Cybersecurity Monitor 2022Cybersecurity Monitor 2022: an increase in measures, a decrease in incidents, but still plenty of work to do
The Central Bureau of Statistics (CBS) released 4 augustes the Cybersecurity Monitor for the sixth year in a row. This publication is made partly at the request of the Ministry of Economic Affairs and Climate (EZK). This report provides insight into the current state of cyber resilience of companies and households in the Netherlands. Below, the Digital Trust Center zooms in on a selection of the most important findings for Dutch businesses. CBS surveyed companies of different sizes and self-employed people from five industries. The industries are healthcare, financial services, hospitality, ICT and manufacturing.
Overview of cybersecurity measures taken
(Large) companies are taking more measures against cyber threats
The published data on ICT security measures taken by industry show a positive picture. In general, a positive trend can be detected on each measure. However, it is clear that each measure measured separately is taken more often by large than by small companies (see figure below).

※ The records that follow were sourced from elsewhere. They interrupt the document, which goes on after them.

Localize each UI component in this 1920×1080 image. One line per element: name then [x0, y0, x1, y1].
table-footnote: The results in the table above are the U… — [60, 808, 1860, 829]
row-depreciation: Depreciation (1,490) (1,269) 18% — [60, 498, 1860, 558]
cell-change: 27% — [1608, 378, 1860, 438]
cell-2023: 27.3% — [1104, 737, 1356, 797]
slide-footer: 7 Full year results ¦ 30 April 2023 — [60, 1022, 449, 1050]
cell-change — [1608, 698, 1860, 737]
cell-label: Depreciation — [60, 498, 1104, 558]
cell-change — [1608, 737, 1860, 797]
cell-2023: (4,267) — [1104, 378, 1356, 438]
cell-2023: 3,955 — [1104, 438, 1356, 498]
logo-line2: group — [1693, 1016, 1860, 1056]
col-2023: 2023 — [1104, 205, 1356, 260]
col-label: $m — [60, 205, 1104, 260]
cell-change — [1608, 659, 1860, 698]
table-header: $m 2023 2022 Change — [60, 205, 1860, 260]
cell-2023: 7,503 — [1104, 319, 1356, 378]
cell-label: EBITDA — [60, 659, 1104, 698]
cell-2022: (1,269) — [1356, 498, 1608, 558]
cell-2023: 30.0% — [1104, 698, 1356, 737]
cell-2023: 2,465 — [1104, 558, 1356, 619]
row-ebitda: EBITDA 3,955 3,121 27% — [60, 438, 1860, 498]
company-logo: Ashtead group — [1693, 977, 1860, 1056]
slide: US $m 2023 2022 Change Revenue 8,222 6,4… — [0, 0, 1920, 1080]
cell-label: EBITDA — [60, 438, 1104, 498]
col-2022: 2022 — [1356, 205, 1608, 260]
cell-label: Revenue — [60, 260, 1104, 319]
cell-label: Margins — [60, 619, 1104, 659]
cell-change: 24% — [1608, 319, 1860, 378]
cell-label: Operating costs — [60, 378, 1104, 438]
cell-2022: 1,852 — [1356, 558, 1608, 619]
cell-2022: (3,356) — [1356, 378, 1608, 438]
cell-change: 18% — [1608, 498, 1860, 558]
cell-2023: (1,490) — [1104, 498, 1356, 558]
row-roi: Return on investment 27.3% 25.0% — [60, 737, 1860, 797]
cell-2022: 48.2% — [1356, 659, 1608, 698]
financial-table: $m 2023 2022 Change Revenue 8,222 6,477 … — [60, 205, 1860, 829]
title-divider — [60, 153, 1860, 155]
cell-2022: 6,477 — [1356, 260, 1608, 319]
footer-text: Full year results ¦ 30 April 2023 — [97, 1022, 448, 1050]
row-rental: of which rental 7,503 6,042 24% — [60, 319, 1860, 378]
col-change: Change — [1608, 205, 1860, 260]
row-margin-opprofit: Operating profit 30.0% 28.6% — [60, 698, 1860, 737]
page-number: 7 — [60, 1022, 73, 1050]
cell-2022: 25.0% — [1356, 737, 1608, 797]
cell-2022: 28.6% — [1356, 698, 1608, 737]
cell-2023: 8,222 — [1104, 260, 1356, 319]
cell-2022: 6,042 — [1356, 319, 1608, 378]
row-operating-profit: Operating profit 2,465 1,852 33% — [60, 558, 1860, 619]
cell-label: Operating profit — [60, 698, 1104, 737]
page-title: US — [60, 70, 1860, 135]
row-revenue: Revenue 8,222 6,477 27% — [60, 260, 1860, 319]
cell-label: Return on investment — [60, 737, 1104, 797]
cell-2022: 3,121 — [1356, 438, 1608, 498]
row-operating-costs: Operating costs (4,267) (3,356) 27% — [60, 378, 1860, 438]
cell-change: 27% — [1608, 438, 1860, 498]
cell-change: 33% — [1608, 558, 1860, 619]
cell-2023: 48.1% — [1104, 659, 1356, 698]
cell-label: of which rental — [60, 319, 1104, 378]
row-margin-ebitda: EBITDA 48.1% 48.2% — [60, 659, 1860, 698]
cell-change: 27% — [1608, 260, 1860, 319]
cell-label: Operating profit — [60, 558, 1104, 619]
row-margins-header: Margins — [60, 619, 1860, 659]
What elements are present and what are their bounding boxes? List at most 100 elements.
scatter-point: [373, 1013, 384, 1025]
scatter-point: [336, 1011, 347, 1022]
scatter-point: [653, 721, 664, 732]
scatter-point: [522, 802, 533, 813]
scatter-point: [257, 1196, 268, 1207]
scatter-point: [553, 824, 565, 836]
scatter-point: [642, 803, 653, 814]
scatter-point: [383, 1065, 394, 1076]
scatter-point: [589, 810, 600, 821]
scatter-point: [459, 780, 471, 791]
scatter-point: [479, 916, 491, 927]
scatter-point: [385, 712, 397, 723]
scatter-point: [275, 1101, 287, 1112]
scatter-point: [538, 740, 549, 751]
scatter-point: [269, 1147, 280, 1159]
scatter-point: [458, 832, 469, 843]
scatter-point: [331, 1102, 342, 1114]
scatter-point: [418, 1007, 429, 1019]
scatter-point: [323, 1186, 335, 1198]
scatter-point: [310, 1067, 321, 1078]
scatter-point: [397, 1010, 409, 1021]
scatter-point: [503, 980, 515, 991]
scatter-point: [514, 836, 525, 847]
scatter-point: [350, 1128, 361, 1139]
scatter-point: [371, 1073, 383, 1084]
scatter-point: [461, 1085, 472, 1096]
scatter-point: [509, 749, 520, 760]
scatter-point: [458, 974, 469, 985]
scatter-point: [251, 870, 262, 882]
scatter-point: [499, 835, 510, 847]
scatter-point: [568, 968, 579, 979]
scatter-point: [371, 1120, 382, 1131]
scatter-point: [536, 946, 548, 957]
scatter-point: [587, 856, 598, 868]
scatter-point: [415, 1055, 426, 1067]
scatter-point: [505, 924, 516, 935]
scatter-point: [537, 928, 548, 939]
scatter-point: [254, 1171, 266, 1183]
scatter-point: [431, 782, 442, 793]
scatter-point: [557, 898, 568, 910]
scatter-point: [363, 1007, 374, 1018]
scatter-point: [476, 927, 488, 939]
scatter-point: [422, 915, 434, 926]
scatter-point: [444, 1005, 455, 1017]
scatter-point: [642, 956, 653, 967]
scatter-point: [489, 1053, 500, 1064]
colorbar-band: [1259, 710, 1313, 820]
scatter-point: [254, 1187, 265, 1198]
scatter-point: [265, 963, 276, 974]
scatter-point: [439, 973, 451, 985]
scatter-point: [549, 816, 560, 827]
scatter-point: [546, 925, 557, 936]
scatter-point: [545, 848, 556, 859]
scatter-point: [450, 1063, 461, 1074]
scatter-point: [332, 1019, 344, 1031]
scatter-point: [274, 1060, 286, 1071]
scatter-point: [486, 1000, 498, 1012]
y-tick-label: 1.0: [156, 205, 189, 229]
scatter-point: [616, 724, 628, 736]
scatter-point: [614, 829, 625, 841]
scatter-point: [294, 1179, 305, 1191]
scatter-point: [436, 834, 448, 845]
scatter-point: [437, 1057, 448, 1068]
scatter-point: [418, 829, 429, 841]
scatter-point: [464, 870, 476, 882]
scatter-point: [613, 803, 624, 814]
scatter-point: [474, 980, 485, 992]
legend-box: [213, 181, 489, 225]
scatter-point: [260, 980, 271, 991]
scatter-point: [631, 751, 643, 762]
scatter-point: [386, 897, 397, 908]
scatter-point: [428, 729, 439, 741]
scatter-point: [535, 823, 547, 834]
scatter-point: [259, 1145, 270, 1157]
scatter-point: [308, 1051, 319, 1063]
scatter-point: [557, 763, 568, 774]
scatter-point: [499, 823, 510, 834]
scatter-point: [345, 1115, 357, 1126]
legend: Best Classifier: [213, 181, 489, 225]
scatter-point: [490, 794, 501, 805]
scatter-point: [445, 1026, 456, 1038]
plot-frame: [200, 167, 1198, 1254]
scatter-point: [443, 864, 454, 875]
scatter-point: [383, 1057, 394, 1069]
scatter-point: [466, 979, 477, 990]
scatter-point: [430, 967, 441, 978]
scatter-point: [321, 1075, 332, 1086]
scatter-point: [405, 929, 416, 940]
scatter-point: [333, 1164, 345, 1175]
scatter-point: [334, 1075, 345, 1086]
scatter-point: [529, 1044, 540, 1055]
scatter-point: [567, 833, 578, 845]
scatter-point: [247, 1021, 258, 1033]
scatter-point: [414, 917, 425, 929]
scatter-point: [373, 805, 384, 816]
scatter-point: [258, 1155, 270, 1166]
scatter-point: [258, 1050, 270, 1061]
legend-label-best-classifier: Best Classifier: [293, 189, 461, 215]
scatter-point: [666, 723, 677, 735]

These differences are relatively small when using antivirus software, but become larger when using a 'more complicated' measure such as using VPN. Less than 30% of companies with 2 to 10 employees use VPN compared to 84% of companies with 250 or more employees in 2021. For all companies, it can be seen that logging in using 2FA is becoming more common. Medium-sized companies in particular are catching up there. In 2016, 29% of medium-sized companies used 2FA. This will increase to 62% by 2021.
Security measures by industry
Looking at the ICT security measures taken by industry, it can be seen that especially companies that are more involved in ICT (ICT sector), or companies that have a high stake in their data (Healthcare) score better than sectors where cybersecurity may be slightly less obvious, such as in the hospitality sector.
Overview of cybersecurity incidents
CBS distinguishes two forms of ICT security incidents: self-inflicted incidents (think of a malfunction or a data disclosure due to unintentional actions of own staff) and incidents resulting from an external attack (think of DDoS or phishing attacks).
Number of companies with cyber incidents decreases
The figures below show a decrease in the total number of ICT security incidents, both internal and external. This figure also shows that not all incidents involve costs; this is true for only half of all incidents.
Large companies have more frequent incidents than small companies
Large companies consistently have more incidents than small companies over the years. This applies to both internal and external incidents. A factor in this is that larger companies often have a larger and more complex IT infrastructure. This increases the likelihood of incidents caused by internal actions. In addition, large companies employ ICT specialists more often, which increases the chances of detecting cybersecurity incidents.
In this edition of the cybersecurity monitor, ransomware attacks were surveyed for the first time. For the year 2021, it shows that there were a total of 6,300 ransomware attacks on businesses (see figure below). Of these, 4,000 were among self-employed people. In percentage terms, large companies did suffer more frequently from ransomware (4% compared to 0.3% of self-employed workers).
On average, 11% of companies with 2 or more employees paid ransom. In about half of the cases, the ransom amounted to more than 50% of the turnover. This figure is mainly explained by small businesses, (read our article about cyberseucirty and revenue goals) which have a relatively low turnover. The impact of paying a ransom is high for these companies, especially when you take into account that paying a ransom does not always lead to the decryption of the company's data.